1. What does society need from the personal physicians of the future?

In this current time we seem to have barriers to progress for many physicians. Physician face a variety of societal issues like Black lives matter and a pandemic with the unprecedented negative influence on physician practices. Even with universal health insurance coverage, we still have poor health care outcomes. COVID 19 is affecting elderly and those with poor health as seen in minorities.

The physician of the future needs resilience and flexibility.  Many physicians have responded with incredible speed by barely using telemedicine at the beginning of this year to actively using telemedicine in order to keep giving healthcare. We have added telemedicine as a valuable tool. Elderly need not only access to healthcare but access to technology to do so. Our elderly patients were shown by nurses how to use an ipad in the parking lot of the clinic during the COVID 19 shutdown.

2. What should we teach?

To take care of the elderly and those with complex chronic conditions, this should represent the core concepts.  To be able to address the opioid problem, residents should be trained and required to be certified to provide MAT upon graduation.

3. How should we teach?

Focusing on clinical case presentations on elderly and complex chronic conditions.  The Board could certify webinars for physicians that meet guidelines for their level of education. Zoom and other platforms have opened accessibility to experts and outstanding programs without going to a conference.

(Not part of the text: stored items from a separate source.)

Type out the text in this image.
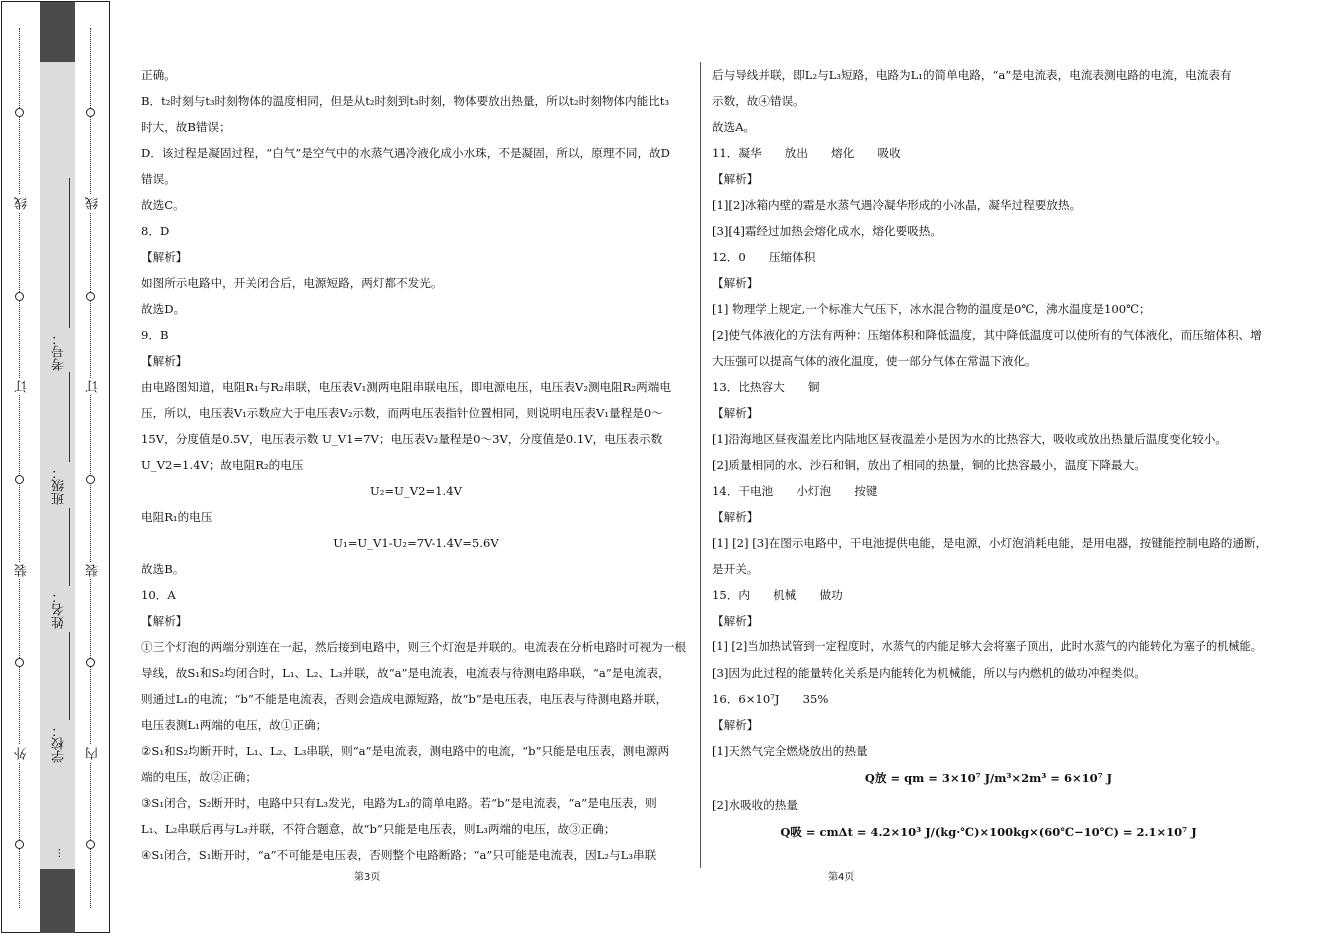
线
订
装
外
线
订
装
内
考号：
班级：
姓名：
学校：
…

正确。

B．t₂时刻与t₃时刻物体的温度相同，但是从t₂时刻到t₃时刻，物体要放出热量，所以t₂时刻物体内能比t₃

时大，故B错误；

D．该过程是凝固过程，“白气”是空气中的水蒸气遇冷液化成小水珠，不是凝固，所以，原理不同，故D

错误。

故选C。

8．D

【解析】

如图所示电路中，开关闭合后，电源短路，两灯都不发光。

故选D。

9．B

【解析】

由电路图知道，电阻R₁与R₂串联，电压表V₁测两电阻串联电压，即电源电压，电压表V₂测电阻R₂两端电

压，所以，电压表V₁示数应大于电压表V₂示数，而两电压表指针位置相同，则说明电压表V₁量程是0～

15V，分度值是0.5V，电压表示数 U_V1=7V；电压表V₂量程是0～3V，分度值是0.1V，电压表示数

U_V2=1.4V；故电阻R₂的电压

U₂=U_V2=1.4V

电阻R₁的电压

U₁=U_V1-U₂=7V-1.4V=5.6V

故选B。

10．A

【解析】

①三个灯泡的两端分别连在一起，然后接到电路中，则三个灯泡是并联的。电流表在分析电路时可视为一根

导线，故S₁和S₂均闭合时，L₁、L₂、L₃并联，故“a”是电流表，电流表与待测电路串联，“a”是电流表，

则通过L₁的电流；“b”不能是电流表，否则会造成电源短路，故“b”是电压表，电压表与待测电路并联，

电压表测L₁两端的电压，故①正确；

②S₁和S₂均断开时，L₁、L₂、L₃串联，则“a”是电流表，测电路中的电流，“b”只能是电压表，测电源两

端的电压，故②正确；

③S₁闭合，S₂断开时，电路中只有L₃发光，电路为L₃的简单电路。若“b”是电流表，“a”是电压表，则

L₁、L₂串联后再与L₃并联，不符合题意，故“b”只能是电压表，则L₃两端的电压，故③正确；

④S₁闭合，S₁断开时，“a”不可能是电压表，否则整个电路断路；“a”只可能是电流表，因L₂与L₃串联

第3页

后与导线并联，即L₂与L₃短路，电路为L₁的简单电路，“a”是电流表，电流表测电路的电流，电流表有

示数，故④错误。

故选A。

11．凝华　　放出　　熔化　　吸收

【解析】

[1][2]冰箱内壁的霜是水蒸气遇冷凝华形成的小冰晶，凝华过程要放热。

[3][4]霜经过加热会熔化成水，熔化要吸热。

12．0　　压缩体积

【解析】

[1] 物理学上规定,一个标准大气压下，冰水混合物的温度是0℃，沸水温度是100℃；

[2]使气体液化的方法有两种：压缩体积和降低温度，其中降低温度可以使所有的气体液化，而压缩体积、增

大压强可以提高气体的液化温度，使一部分气体在常温下液化。

13．比热容大　　铜

【解析】

[1]沿海地区昼夜温差比内陆地区昼夜温差小是因为水的比热容大，吸收或放出热量后温度变化较小。

[2]质量相同的水、沙石和铜，放出了相同的热量，铜的比热容最小，温度下降最大。

14．干电池　　小灯泡　　按键

【解析】

[1] [2] [3]在图示电路中，干电池提供电能，是电源，小灯泡消耗电能，是用电器，按键能控制电路的通断，

是开关。

15．内　　机械　　做功

【解析】

[1] [2]当加热试管到一定程度时，水蒸气的内能足够大会将塞子顶出，此时水蒸气的内能转化为塞子的机械能。

[3]因为此过程的能量转化关系是内能转化为机械能，所以与内燃机的做功冲程类似。

16．6×10⁷J　　35%

【解析】

[1]天然气完全燃烧放出的热量

Q放 = qm = 3×10⁷ J/m³×2m³ = 6×10⁷ J

[2]水吸收的热量

Q吸 = cmΔt = 4.2×10³ J/(kg·℃)×100kg×(60℃−10℃) = 2.1×10⁷ J

第4页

This format should continue post pandemic for both residents and practicing physicians.

4. How will we prepare graduates for practice over their lifetimes?

Teaching a graduate to self-educate to keep up to date on increasing medical information.  Providing mentors who can guide new graduates. Ask retired physicians to assist with this role.

The Board could consider adding fast track residencies for physicians wanting to expand their knowledge. For example since there is a shortage of behavior health and addiction specialists by providing fast track opportunities in these areas to board certified physicians would help meet the shortage needs.

5. What is the right balance between innovation and regulation?

Technology should be seen as a necessary tool to facilitate the physician’s progress. As physicians we often spend more time charting than with the patient trying to meet measures. Regulation needs to keep up with innovation, not be another barrier to innovation.

6. How can we improve the accountability of residency education?

Accountability begins in medical school with who should we teach? I remember a time of affirmative action.  We are fast approaching a time where the minorities will be the majority.  We do not see this ratio in our medical school classes. This requires commitment from medical schools to provide support to minority students who are in need.  Medical school needs to remove barriers to be successful in graduating minority medical students. Then residency education needs to continue to prepare these minority residents in positions of leadership. That will result in future minority physician leaders who can help guide further effective healthcare change.

In conclusion, change will require funding, which will require effective lobbying.